Let's assume all clients have their own 2d vector `y`. Given a 2d linear regression model `x`, we'll set up our objective function as follows:

In [None]:
def compute_loss(x, y):
  return 0.5*jnp.square(jnp.dot(x, y) - 1.0)

Essentially, this is doing linear regression where (1) each client has a single example and (2) all clients have label 1.0 for that example. This is not an important observation, the point is that `x, y` go in, and we get out some scalar loss.

Let's try it out.

In [None]:
compute_loss(jnp.array([2.0, 3.0]), jnp.array([5.0, 6.0]))

Array(364.5, dtype=float32)

Great! Now, we can do a `federated_eval` with this loss function.

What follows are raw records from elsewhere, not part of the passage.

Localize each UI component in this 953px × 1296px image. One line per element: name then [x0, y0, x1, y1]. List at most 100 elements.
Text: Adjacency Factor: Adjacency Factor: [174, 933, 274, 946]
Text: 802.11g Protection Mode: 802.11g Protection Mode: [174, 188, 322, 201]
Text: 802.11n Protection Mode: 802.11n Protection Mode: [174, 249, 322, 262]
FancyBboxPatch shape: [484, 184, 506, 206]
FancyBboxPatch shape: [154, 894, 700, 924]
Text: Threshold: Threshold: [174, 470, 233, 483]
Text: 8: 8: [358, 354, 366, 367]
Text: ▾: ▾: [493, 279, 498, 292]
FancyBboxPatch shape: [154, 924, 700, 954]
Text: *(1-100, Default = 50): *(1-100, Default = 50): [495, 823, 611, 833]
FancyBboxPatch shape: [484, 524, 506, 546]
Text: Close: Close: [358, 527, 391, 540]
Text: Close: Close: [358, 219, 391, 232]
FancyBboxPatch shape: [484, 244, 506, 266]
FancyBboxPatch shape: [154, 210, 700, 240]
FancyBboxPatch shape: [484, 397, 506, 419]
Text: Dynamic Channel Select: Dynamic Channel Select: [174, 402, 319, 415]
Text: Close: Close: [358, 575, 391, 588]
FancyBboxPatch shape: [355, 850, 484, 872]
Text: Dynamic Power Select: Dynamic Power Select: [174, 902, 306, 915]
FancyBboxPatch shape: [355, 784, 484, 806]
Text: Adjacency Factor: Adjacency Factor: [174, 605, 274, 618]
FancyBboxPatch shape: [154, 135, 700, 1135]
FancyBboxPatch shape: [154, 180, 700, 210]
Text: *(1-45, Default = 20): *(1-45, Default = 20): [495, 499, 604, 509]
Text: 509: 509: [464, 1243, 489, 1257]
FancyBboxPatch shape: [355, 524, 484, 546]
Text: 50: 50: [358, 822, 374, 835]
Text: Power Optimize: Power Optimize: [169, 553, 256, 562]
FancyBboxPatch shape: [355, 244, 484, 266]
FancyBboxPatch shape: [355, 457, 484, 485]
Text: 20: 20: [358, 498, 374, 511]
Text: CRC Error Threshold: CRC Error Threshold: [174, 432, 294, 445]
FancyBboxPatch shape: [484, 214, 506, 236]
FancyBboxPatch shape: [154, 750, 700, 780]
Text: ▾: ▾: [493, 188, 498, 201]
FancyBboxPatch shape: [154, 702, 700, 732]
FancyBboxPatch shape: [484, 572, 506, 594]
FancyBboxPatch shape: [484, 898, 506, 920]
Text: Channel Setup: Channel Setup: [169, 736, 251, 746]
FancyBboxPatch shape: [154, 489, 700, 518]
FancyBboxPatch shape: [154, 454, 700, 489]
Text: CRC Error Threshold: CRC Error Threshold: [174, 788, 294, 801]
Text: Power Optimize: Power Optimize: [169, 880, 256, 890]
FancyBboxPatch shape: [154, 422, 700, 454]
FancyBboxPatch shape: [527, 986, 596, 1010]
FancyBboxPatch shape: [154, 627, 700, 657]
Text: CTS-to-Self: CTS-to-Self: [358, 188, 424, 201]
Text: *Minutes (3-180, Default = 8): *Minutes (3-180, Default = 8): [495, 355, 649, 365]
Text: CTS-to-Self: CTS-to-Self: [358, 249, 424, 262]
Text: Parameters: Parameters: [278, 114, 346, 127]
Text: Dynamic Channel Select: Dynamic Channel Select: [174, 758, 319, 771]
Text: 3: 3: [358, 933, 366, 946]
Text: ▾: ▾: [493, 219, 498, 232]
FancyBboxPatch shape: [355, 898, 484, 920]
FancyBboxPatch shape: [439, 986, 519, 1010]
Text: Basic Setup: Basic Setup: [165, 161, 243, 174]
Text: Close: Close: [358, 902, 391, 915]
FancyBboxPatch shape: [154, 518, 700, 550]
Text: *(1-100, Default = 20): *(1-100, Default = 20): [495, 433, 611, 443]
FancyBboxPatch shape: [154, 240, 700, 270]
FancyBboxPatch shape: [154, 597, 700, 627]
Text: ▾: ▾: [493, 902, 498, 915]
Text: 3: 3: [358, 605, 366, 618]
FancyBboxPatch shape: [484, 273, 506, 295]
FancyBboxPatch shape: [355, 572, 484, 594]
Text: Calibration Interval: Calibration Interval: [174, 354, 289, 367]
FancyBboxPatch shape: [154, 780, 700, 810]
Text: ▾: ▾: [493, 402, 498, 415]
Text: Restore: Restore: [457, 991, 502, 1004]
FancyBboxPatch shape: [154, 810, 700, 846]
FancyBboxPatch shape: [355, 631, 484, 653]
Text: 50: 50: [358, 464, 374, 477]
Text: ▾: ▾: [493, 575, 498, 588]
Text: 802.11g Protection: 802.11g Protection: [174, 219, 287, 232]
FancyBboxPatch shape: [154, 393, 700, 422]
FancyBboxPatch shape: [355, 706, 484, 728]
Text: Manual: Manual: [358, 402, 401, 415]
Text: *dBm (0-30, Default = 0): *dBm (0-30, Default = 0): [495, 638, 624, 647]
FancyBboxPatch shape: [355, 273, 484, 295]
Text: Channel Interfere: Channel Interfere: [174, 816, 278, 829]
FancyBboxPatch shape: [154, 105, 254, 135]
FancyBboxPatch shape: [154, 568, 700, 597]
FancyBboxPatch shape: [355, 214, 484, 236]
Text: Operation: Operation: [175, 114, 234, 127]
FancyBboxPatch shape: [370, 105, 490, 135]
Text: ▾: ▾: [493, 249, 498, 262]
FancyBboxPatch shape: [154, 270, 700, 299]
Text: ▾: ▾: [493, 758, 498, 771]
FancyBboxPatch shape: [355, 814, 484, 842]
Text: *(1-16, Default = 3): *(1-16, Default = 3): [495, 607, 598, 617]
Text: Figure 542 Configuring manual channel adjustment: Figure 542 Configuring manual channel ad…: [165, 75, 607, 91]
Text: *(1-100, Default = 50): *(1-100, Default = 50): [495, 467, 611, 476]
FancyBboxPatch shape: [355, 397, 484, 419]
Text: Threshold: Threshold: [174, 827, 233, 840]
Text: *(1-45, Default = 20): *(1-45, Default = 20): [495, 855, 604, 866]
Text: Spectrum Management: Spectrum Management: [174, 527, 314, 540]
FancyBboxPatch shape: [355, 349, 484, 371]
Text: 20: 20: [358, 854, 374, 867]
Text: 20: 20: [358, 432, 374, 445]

To do that we will:

1. Broadcast `x` to the clients.
2. Do `compute_loss(x, y)` for each client.
3. Average the results.

We can do that in FAX as follows.

In [None]:
@fax.fax_program(placements={'clients': 3})
def federated_eval(server_vector, client_vectors):
  broadcast_vector = fax.federated_broadcast(server_vector)
  client_losses = fax.federated_map_clients(compute_loss, (broadcast_vector, client_vectors))
  return fax.federated_mean(client_losses)

server_vector = jnp.array([2.0, -1.0])
client_vectors = jnp.array([[1.0, 2.0], [3.0, -4.0], [-7.0, 6.0]])
federated_eval(server_vector, client_vectors)

Array(87.16667, dtype=float32)

Just as above, we can use `jax.grad` to differentiate through this function.

In [None]:
grad_fn = jax.grad(federated_eval, argnums=0)
grad_fn(server_vector, client_vectors)

Array([ 57.666668, -54.666668], dtype=float32)

Let's pause here to think about what this means.

We have some loss function $\ell(x, y)$. Our federated evaluation is computing, for some set of clients $C$:

$$
\dfrac{d}{dx}\left(\dfrac{1}{|C|}\sum_{i \in C} \ell(x, y_i) \right) = \dfrac{1}{|C|} \sum_{i \in C} \dfrac{d\ell}{dx}(x, y_i).
$$

By taking a derivative we get:

$$
\dfrac{d}{dx}\left(\dfrac{1}{|C|}\sum_{i \in C} \ell(x, y_i) \right) = \dfrac{1}{|C|} \sum_{i \in C} \dfrac{d\ell}{dx}(x, y_i).
$$

In other words we are just computing **the average gradient across clients**. This is exactly what FedSGD does! The only missing ingredient is to use that derivative to update our model. We'll do that via gradient descent with learning rate 0.01.

In [None]:
@fax.fax_program(placements={'clients': 3})
def fed_sgd_step(server_vector, client_vectors):
  server_grad = grad_fn(server_vector, client_vectors)
  return server_vector - 0.01 * server_grad

print(federated_eval(server_vector, client_vectors))
updated_server_vector = fed_sgd_step(server_vector, client_vectors)
print(federated_eval(updated_server_vector, client_vectors))

87.16667
35.551258


As expected, after applying a step of FedSGD, we get a vector with lower loss!

Moreover, going from `federated_eval -> FedSGD` was essentially trivial - we just applied federated AD!